How to Process a SSAS MOLAP cube as fast as possible – Part 2

Special thanks to Dirk Gubbels for his contribution on the data type optimization part and review!(Follow Dirk on Twitter: @QualityQueries).

In part 1 we looked at a method to quantify the work that gets done by SQL Server Analysis Server and found that the OLE DB provider with a network packet size of 32767 brings best throughput while processing a single partition and maxing out the contribution per single CPU. 

In this 2nd part we will focus on how to leverage 10 cores or more (64!) and benefit from every of these CPU’s available in your server while processing multiple partitions in parallel; hope the tips and approach will help you to test and determine the maximum processing capacity of the cubes on your SSAS server and process them as fast as possible!

Quick Wins

If you have more than 10 cores in your SSAS server the first thing you’ll notice when you start processing multiple partitions in parallel is that Windows performance counter ‘% Processor time’ of the msmdsrv process is steady at 1000% which means 10 full CPU’s are 100% busy processing.
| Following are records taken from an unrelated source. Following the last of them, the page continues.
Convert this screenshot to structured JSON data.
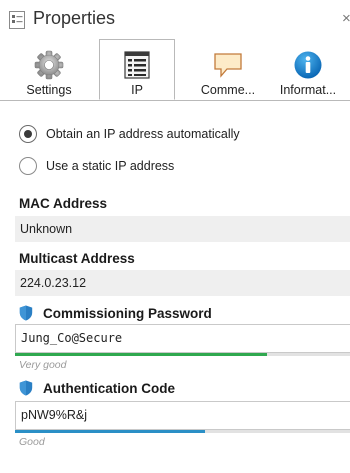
{
  "header": {
    "title": "Properties",
    "close_glyph": "×",
    "title_icon": "properties-icon"
  },
  "tabs": [
    {
      "label": "Settings",
      "icon": "gear-icon",
      "active": false
    },
    {
      "label": "IP",
      "icon": "ip-list-icon",
      "active": true
    },
    {
      "label": "Comme...",
      "icon": "comment-icon",
      "active": false
    },
    {
      "label": "Informat...",
      "icon": "info-icon",
      "active": false
    }
  ],
  "ip_mode": {
    "options": [
      {
        "label": "Obtain an IP address automatically",
        "checked": true
      },
      {
        "label": "Use a static IP address",
        "checked": false
      }
    ]
  },
  "mac": {
    "label": "MAC Address",
    "value": "Unknown"
  },
  "multicast": {
    "label": "Multicast Address",
    "value": "224.0.23.12"
  },
  "commissioning": {
    "label": "Commissioning Password",
    "value": "Jung_Co@Secure",
    "strength_text": "Very good",
    "strength_fraction": 0.74,
    "strength_color": "#2fa84f",
    "icon": "shield-icon"
  },
  "authentication": {
    "label": "Authentication Code",
    "value": "pNW9%R&j",
    "strength_text": "Good",
    "strength_fraction": 0.56,
    "strength_color": "#2a8fc6",
    "icon": "shield-icon"
  },
  "colors": {
    "shield": "#2a7fc4",
    "border": "#b9b9b9",
    "readonly_bg": "#efefef"
  }
}
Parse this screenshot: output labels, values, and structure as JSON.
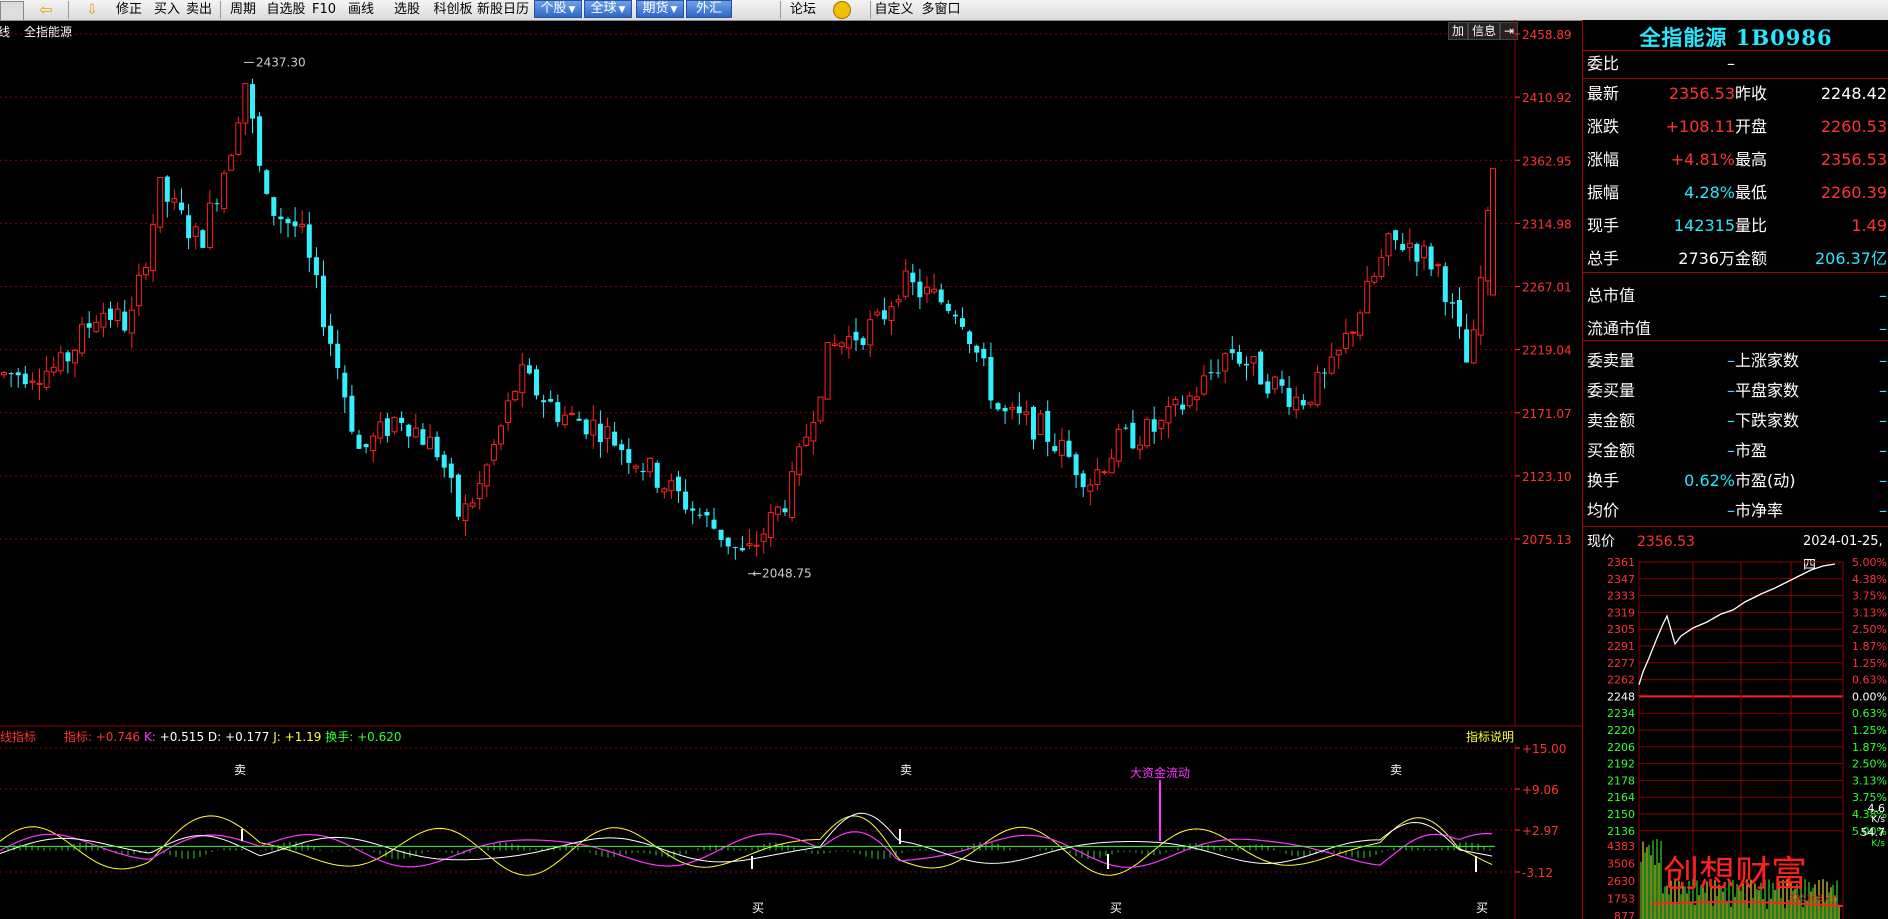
{
  "toolbar": {
    "items": [
      "修正",
      "买入",
      "卖出",
      "周期",
      "自选股",
      "F10",
      "画线",
      "选股",
      "科创板",
      "新股日历",
      "论坛",
      "自定义",
      "多窗口"
    ],
    "dropdowns": [
      "个股",
      "全球",
      "期货",
      "外汇"
    ]
  },
  "main_chart": {
    "period_label": "日线",
    "title": "全指能源",
    "btn_add": "加",
    "btn_info": "信息",
    "y_ticks": [
      "2458.89",
      "2410.92",
      "2362.95",
      "2314.98",
      "2267.01",
      "2219.04",
      "2171.07",
      "2123.10",
      "2075.13"
    ],
    "high_marker": "2437.30",
    "low_marker": "2048.75"
  },
  "indicator": {
    "name": "主力线指标",
    "label_prefix": "指标:",
    "values": [
      {
        "name": "指标",
        "value": "+0.746",
        "color": "#ff3333"
      },
      {
        "name": "K",
        "value": "+0.515",
        "color": "#ff33ff"
      },
      {
        "name": "D",
        "value": "+0.177",
        "color": "#ffffff"
      },
      {
        "name": "J",
        "value": "+1.19",
        "color": "#ffff33"
      },
      {
        "name": "换手",
        "value": "+0.620",
        "color": "#33ff33"
      }
    ],
    "help": "指标说明",
    "y_ticks": [
      "+15.00",
      "+9.06",
      "+2.97",
      "-3.12"
    ],
    "sell_label": "卖",
    "buy_label": "买",
    "fund_label": "大资金流动"
  },
  "quote": {
    "title": "全指能源 1B0986",
    "weibi_label": "委比",
    "weibi_value": "–",
    "rows": [
      {
        "l1": "最新",
        "v1": "2356.53",
        "c1": "red",
        "l2": "昨收",
        "v2": "2248.42",
        "c2": "white"
      },
      {
        "l1": "涨跌",
        "v1": "+108.11",
        "c1": "red",
        "l2": "开盘",
        "v2": "2260.53",
        "c2": "red"
      },
      {
        "l1": "涨幅",
        "v1": "+4.81%",
        "c1": "red",
        "l2": "最高",
        "v2": "2356.53",
        "c2": "red"
      },
      {
        "l1": "振幅",
        "v1": "4.28%",
        "c1": "cyan",
        "l2": "最低",
        "v2": "2260.39",
        "c2": "red"
      },
      {
        "l1": "现手",
        "v1": "142315",
        "c1": "cyan",
        "l2": "量比",
        "v2": "1.49",
        "c2": "red"
      },
      {
        "l1": "总手",
        "v1": "2736万",
        "c1": "white",
        "l2": "金额",
        "v2": "206.37亿",
        "c2": "cyan"
      }
    ],
    "mcap": [
      {
        "label": "总市值",
        "value": "–"
      },
      {
        "label": "流通市值",
        "value": "–"
      }
    ],
    "stats": [
      {
        "l1": "委卖量",
        "v1": "–",
        "l2": "上涨家数",
        "v2": "–"
      },
      {
        "l1": "委买量",
        "v1": "–",
        "l2": "平盘家数",
        "v2": "–"
      },
      {
        "l1": "卖金额",
        "v1": "–",
        "l2": "下跌家数",
        "v2": "–"
      },
      {
        "l1": "买金额",
        "v1": "–",
        "l2": "市盈",
        "v2": "–"
      },
      {
        "l1": "换手",
        "v1": "0.62%",
        "l2": "市盈(动)",
        "v2": "–"
      },
      {
        "l1": "均价",
        "v1": "–",
        "l2": "市净率",
        "v2": "–"
      }
    ]
  },
  "mini_chart": {
    "price_label": "现价",
    "price_value": "2356.53",
    "date": "2024-01-25,四",
    "left_ticks": [
      "2361",
      "2347",
      "2333",
      "2319",
      "2305",
      "2291",
      "2277",
      "2262",
      "2248",
      "2234",
      "2220",
      "2206",
      "2192",
      "2178",
      "2164",
      "2150",
      "2136"
    ],
    "right_ticks": [
      "5.00%",
      "4.38%",
      "3.75%",
      "3.13%",
      "2.50%",
      "1.87%",
      "1.25%",
      "0.63%",
      "0.00%",
      "0.63%",
      "1.25%",
      "1.87%",
      "2.50%",
      "3.13%",
      "3.75%",
      "4.38%",
      "5.00%"
    ],
    "vol_ticks": [
      "4383",
      "3506",
      "2630",
      "1753",
      "877"
    ],
    "speed_a": "4.6",
    "speed_b": "54.7",
    "speed_unit": "K/s",
    "watermark": "创想财富",
    "watermark_url": "995168.cn"
  },
  "colors": {
    "up": "#ff2020",
    "down": "#33f0ff",
    "grid": "#8b0000",
    "axis": "#ff3333"
  }
}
Also the ‘Rows read/sec’ counter will top and produce a steady flat line similar to the one below at 2 million Rows read/sec (==200K rows read/sec per CPU):

Flatline @ 2 Million Rows read/sec 

In our search for maximum processing performance we will increase the number to reflect the # Cores by modifying the Data Source Properties. Change the ‘Maximum number of connection’ from 10 into the # Cores in your server. In our test server we have 32 logical- and 32 Hyperthreaded = 64 cores available.

1) # Connections

By default each cube will open up a maximum of 10 connections to a data source. This means that up to 10 partitions are processed at the same time. See picture below: 10x status ‘In Progress- ’ for the AdventureWorks cubes which is slightly enpanded to span multiple years:

By default Maximum 10 connections

Just by changing the number of connections to 64 the processing of 64 partitions in parallel results in an average throughput of over 5 million Rows read/sec, utilizing 40 cores (yellow line)
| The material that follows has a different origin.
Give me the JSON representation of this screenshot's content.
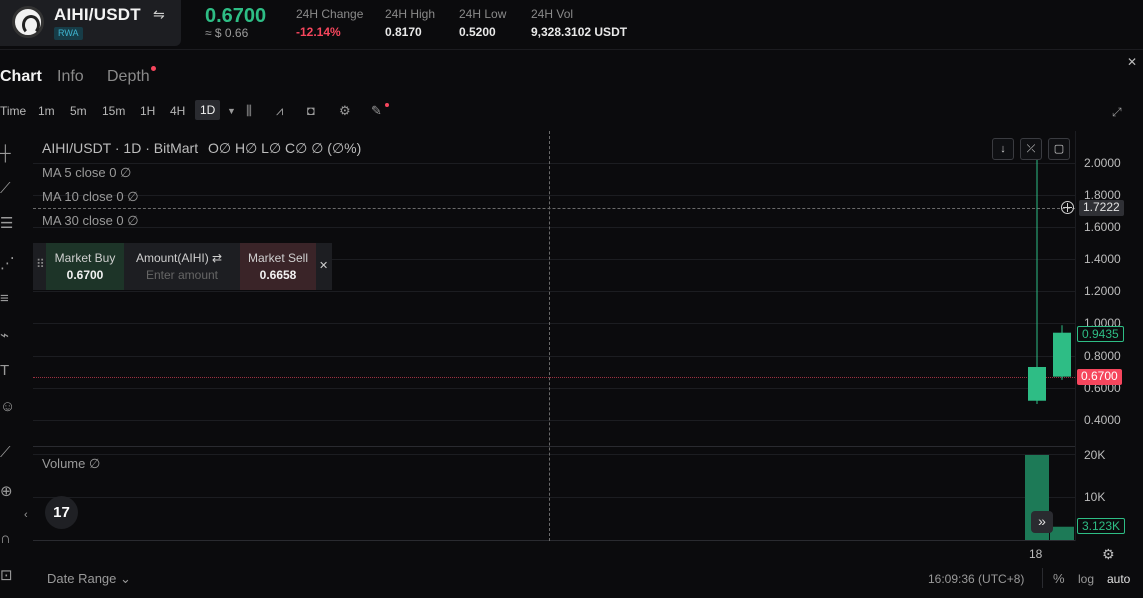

This seems a great number already but its effective (5 million rows/40 cores =) 125K Rows per core and we do still see a flat line when looking at the effective throughput; this tells us that we are hitting the next bottleneck. Also the CPU usage as visible in Windows Task Manager isn’t at its full capacity yet!
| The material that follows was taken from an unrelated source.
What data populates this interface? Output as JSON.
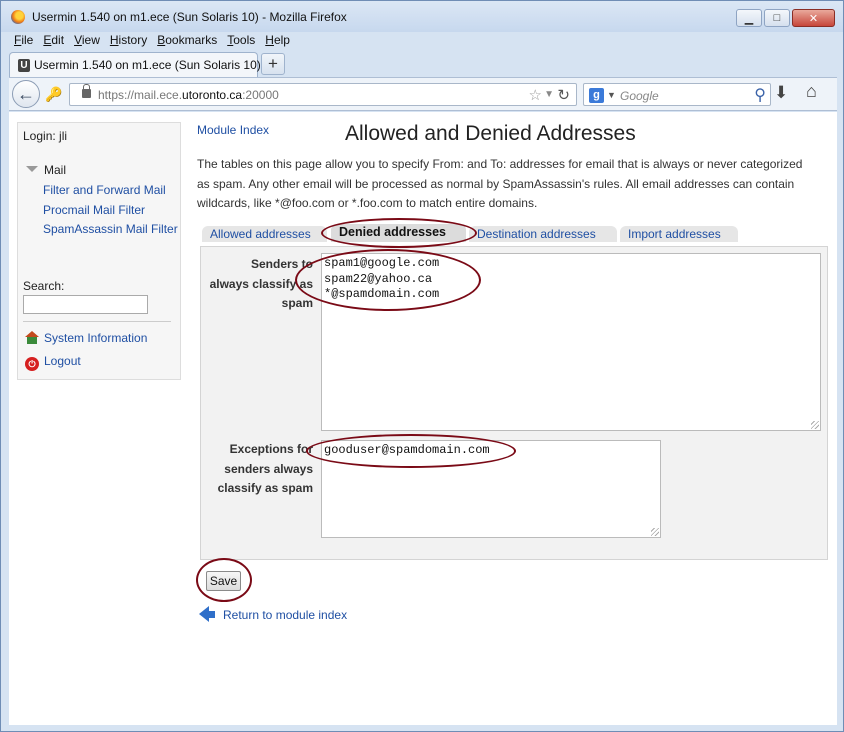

Increasing the number of connections from 10 to 64 active connections. 

Time to fire up another Xperf or Kernrate session to dig a bit deeper and zoom into the CPU ticks that are spend by the data provider:

Command syntax:

Kernrate -s 60 -w -v 0 -i 80000 -z sqlncli11 -z msmdsrv -z oleaut32 -z sqloledb -nv msmdsrv.exe -a -x -j c:\websymbols > SSAS_trace.txt

Kernrate base trace

This shows an almost identical result as the profiling of a single partition in blog part I.

By profiling around a bit and checking on both the OLEDB and also some SQL native client sessions surprisingly you will find that most of the CPU ticks are spend  on… data type conversions.

zooming into SQLNCLI 

The other steps make sense and include lots of data validation; like, while it fetches new rows it checks for invalid characters etc. before the data gets pushed into an AS buffer. But the number 1 CPU consumer, CDataSource::DataConvert is an area that we can optimize!

(To download a local copy of the symbol files yourselves, just install the Windows Debugger by searching the net for ‘windbg download’  and run the symchk.exe utility to download all symbols that belong to all resident processes into the folder c:\websymbols\;

C:\Program Files (x86)\Windows Kits\8.1\Debuggers\x64\symchk.exe /r /ip *  /s SRV*c:\websymbols\*http://msdl.microsoft.com/download/symbols )

2) Eliminate Data type conversions

This is an important topic; if the data types between your data source and the cube don’t match the transport driver will need a lot of time to do the conversions and this affects the overall processing capacity; Basically Analysis Server has to wait for the conversion to complete before it can process the new incoming data and this should be avoided. 

Let’s go over an AdventureWorksDW2012 Internet_sales partition as example:

image

By looking at the table or query that is the source for the partition, we can determine it uses a range from the FactInternetSales table. But what data types are defined under the hood?

To get to all data type information just ‘right click’ on the SSAS Database name and script the entire DB into a new query Editor Window.

Search through the xml for the query source name that is used for the partition, like: msprop:DbTableName="FactInternetSales"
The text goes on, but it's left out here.